| Outcome | Probability | Yes Bid | Yes Ask | 24h Change | Volume | |
|---|---|---|---|---|---|---|
| Over 2.5 maps | 0% | 0¢ | 0¢ | — | $0 | Trade → |
This market asks how many maps will be played in the BLAST Open Rotterdam 2026 match between The Mongolz and Team Liquid, a measure of how competitive the encounter will be. Total-map markets matter because they capture match length and can reflect perceived balance between the teams.
BLAST events attract international rosters and use formats that can vary by stage (group vs. playoffs), which directly affects map counts. The Mongolz are a regional/continental contender with experience on international stages, while Team Liquid is an established organization with a history at top-tier events; matchup dynamics, recent roster continuity, and map-pool familiarity shape expectations going into Rotterdam.
Market prices represent the crowd’s assessment of how many maps the match will produce; movements reflect new information such as lineup confirmations, map vetoes, or late form reports. Use prices as a real-time synthesis of available information rather than fixed predictions.
The format (e.g., best-of-one or best-of-three) determines the maximum and typical number of maps: BO1s can only produce one map while BO3s can produce up to three.

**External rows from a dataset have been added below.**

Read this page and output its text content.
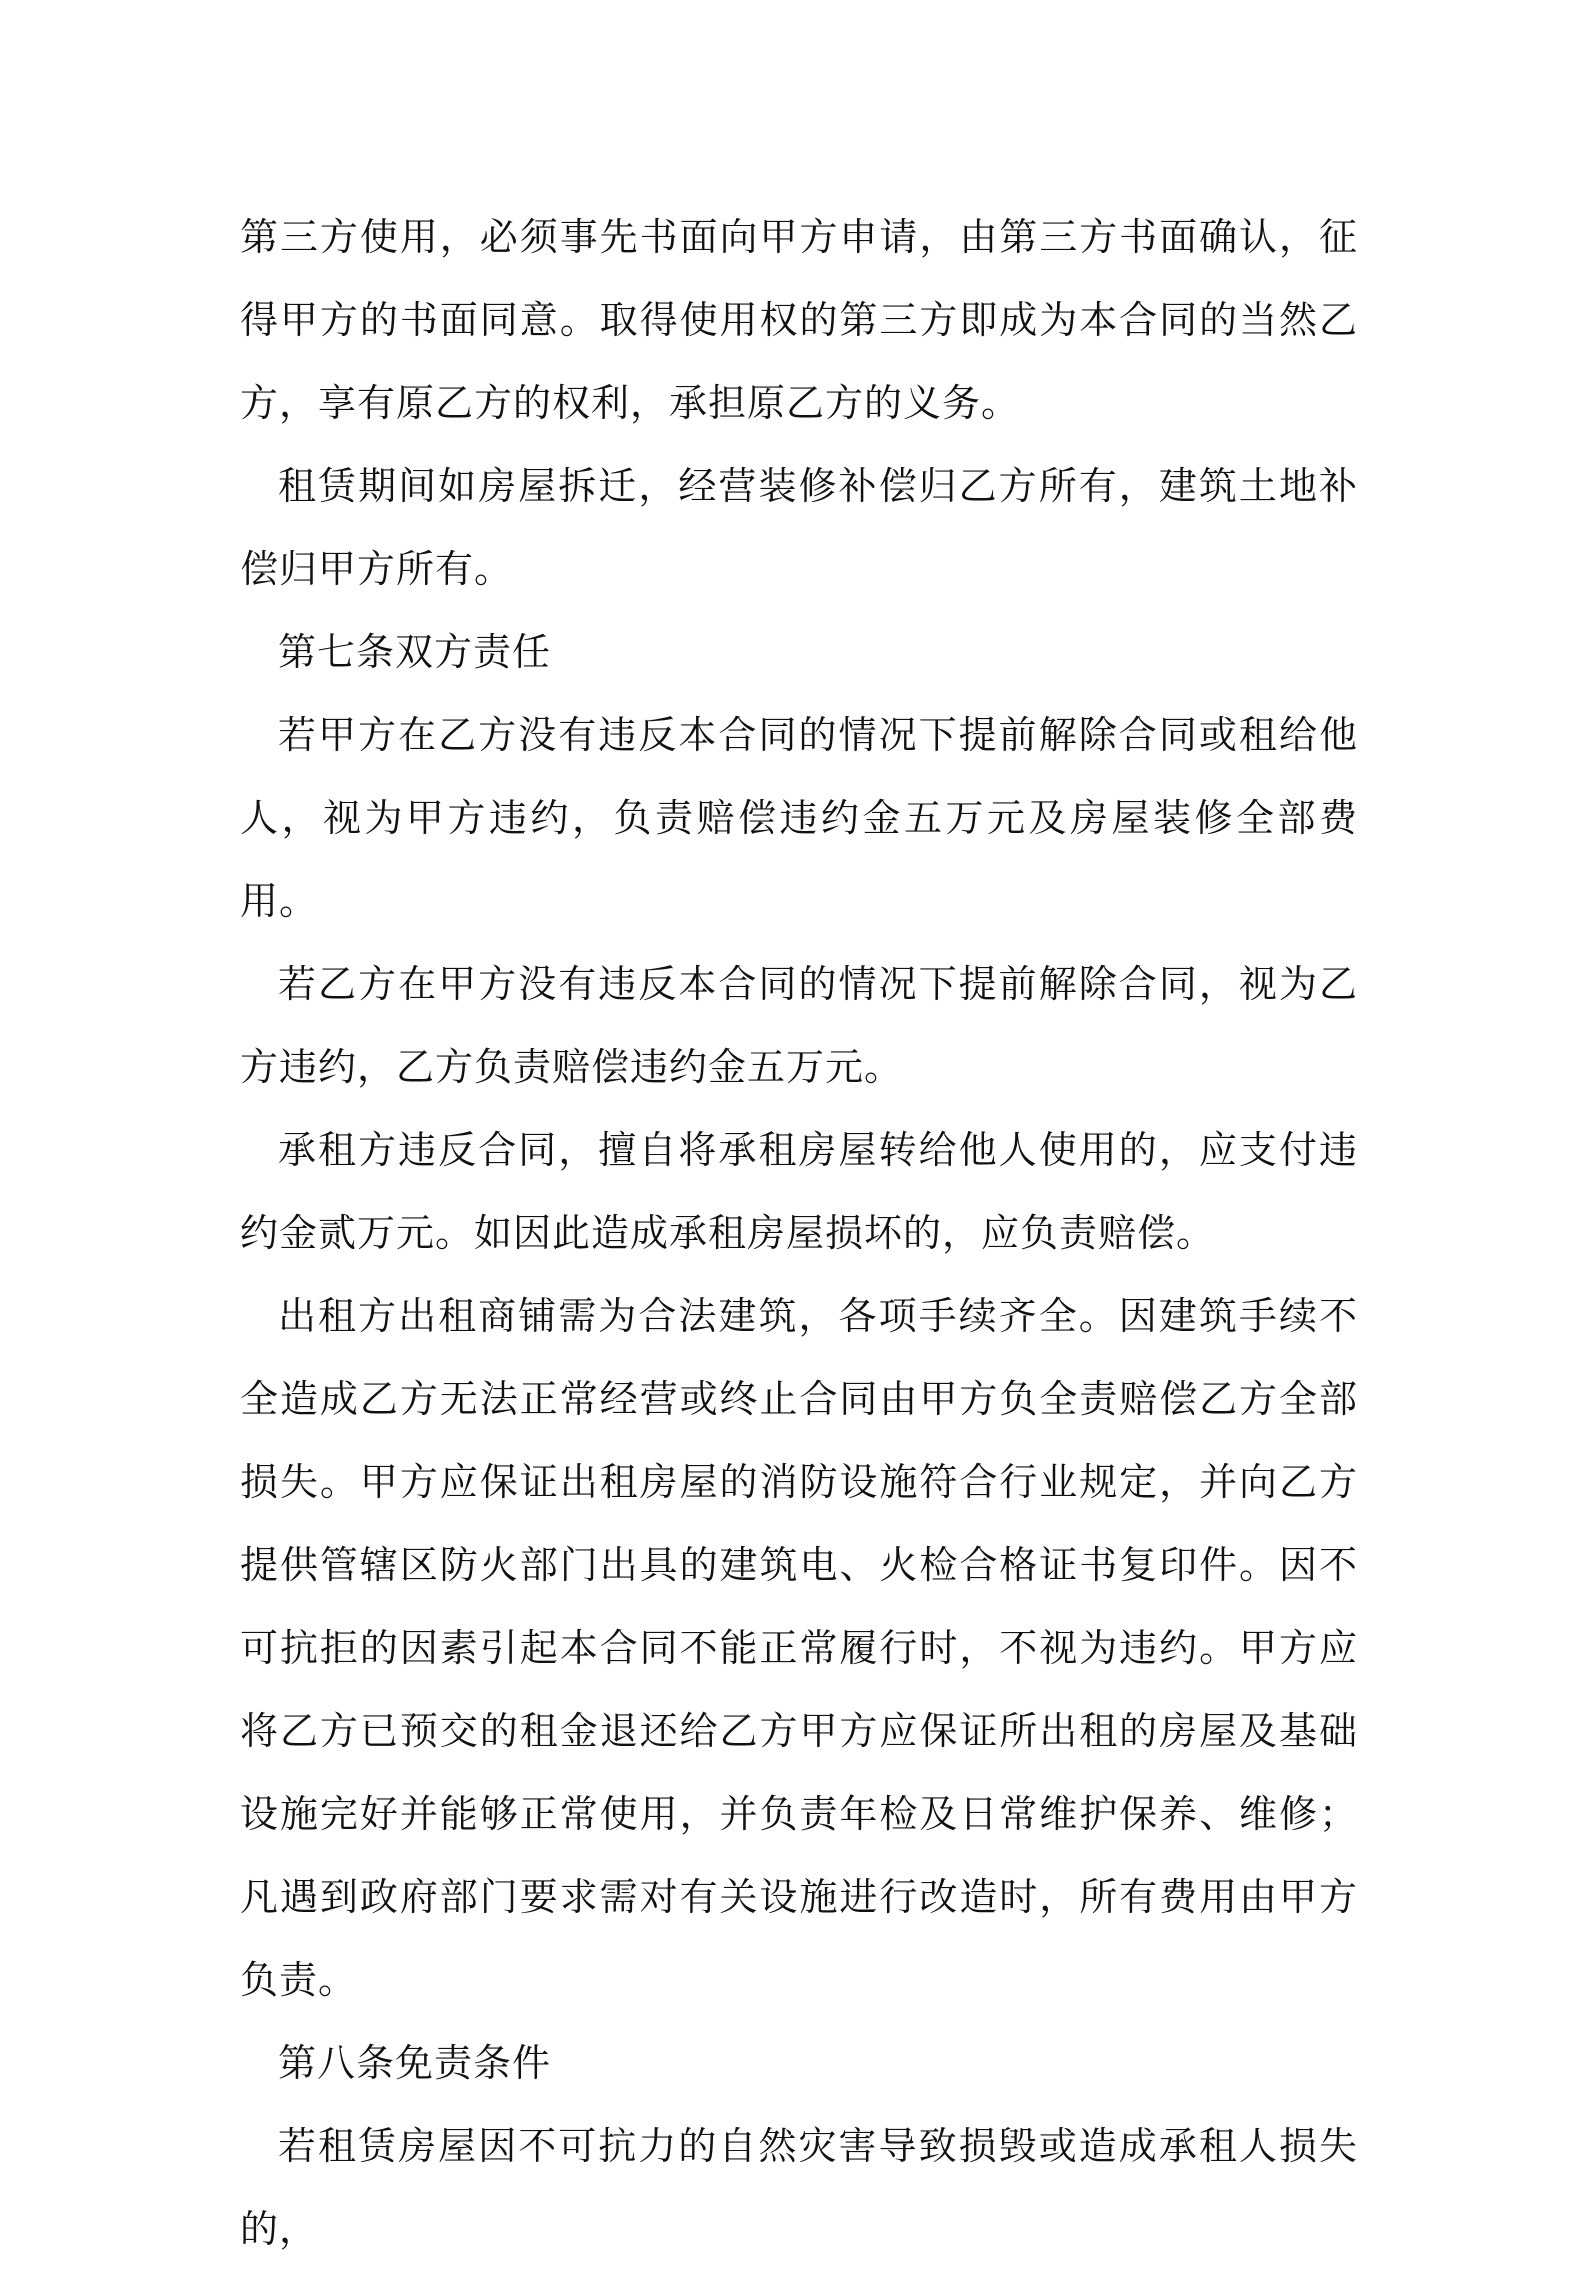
第三方使用，必须事先书面向甲方申请，由第三方书面确认，征得甲方的书面同意。取得使用权的第三方即成为本合同的当然乙方，享有原乙方的权利，承担原乙方的义务。

租赁期间如房屋拆迁，经营装修补偿归乙方所有，建筑土地补偿归甲方所有。

第七条双方责任

若甲方在乙方没有违反本合同的情况下提前解除合同或租给他人，视为甲方违约，负责赔偿违约金五万元及房屋装修全部费用。

若乙方在甲方没有违反本合同的情况下提前解除合同，视为乙方违约，乙方负责赔偿违约金五万元。

承租方违反合同，擅自将承租房屋转给他人使用的，应支付违约金贰万元。如因此造成承租房屋损坏的，应负责赔偿。

出租方出租商铺需为合法建筑，各项手续齐全。因建筑手续不全造成乙方无法正常经营或终止合同由甲方负全责赔偿乙方全部损失。甲方应保证出租房屋的消防设施符合行业规定，并向乙方提供管辖区防火部门出具的建筑电、火检合格证书复印件。因不可抗拒的因素引起本合同不能正常履行时，不视为违约。甲方应将乙方已预交的租金退还给乙方甲方应保证所出租的房屋及基础设施完好并能够正常使用，并负责年检及日常维护保养、维修；凡遇到政府部门要求需对有关设施进行改造时，所有费用由甲方负责。

第八条免责条件

若租赁房屋因不可抗力的自然灾害导致损毁或造成承租人损失的，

Markets will price differently depending on whether this is a group-stage or elimination match, so confirm the scheduled format before trading.
Watch confirmed starting lineups, any announced stand-ins or absences, official map veto lists (picks/bans), press statements about health or travel, and last-match performance reports — each can materially change expectations about match competitiveness and length.
A stand-in usually raises uncertainty around coordination and veto plans; markets often react by widening implied variance. That can mean higher volatility in the Total Maps market as traders reassess whether the match will be more decisive or more swingy, so expect price movement and increased risk.
Relevant data include past head-to-head series length (how often they went to deciding maps), map-by-map win rates on the current pool, recent series outcomes in similar tournament settings (LAN vs online), and how each side performs when underdog or favorite — all contextualized by any roster or meta changes since those matches.
Markets typically close at or shortly before the official match start or at the conclusion of the map veto process; closure timing matters because the most actionable information (final lineups, veto results, health updates) often arrives late, and price changes close to closure reflect that new information.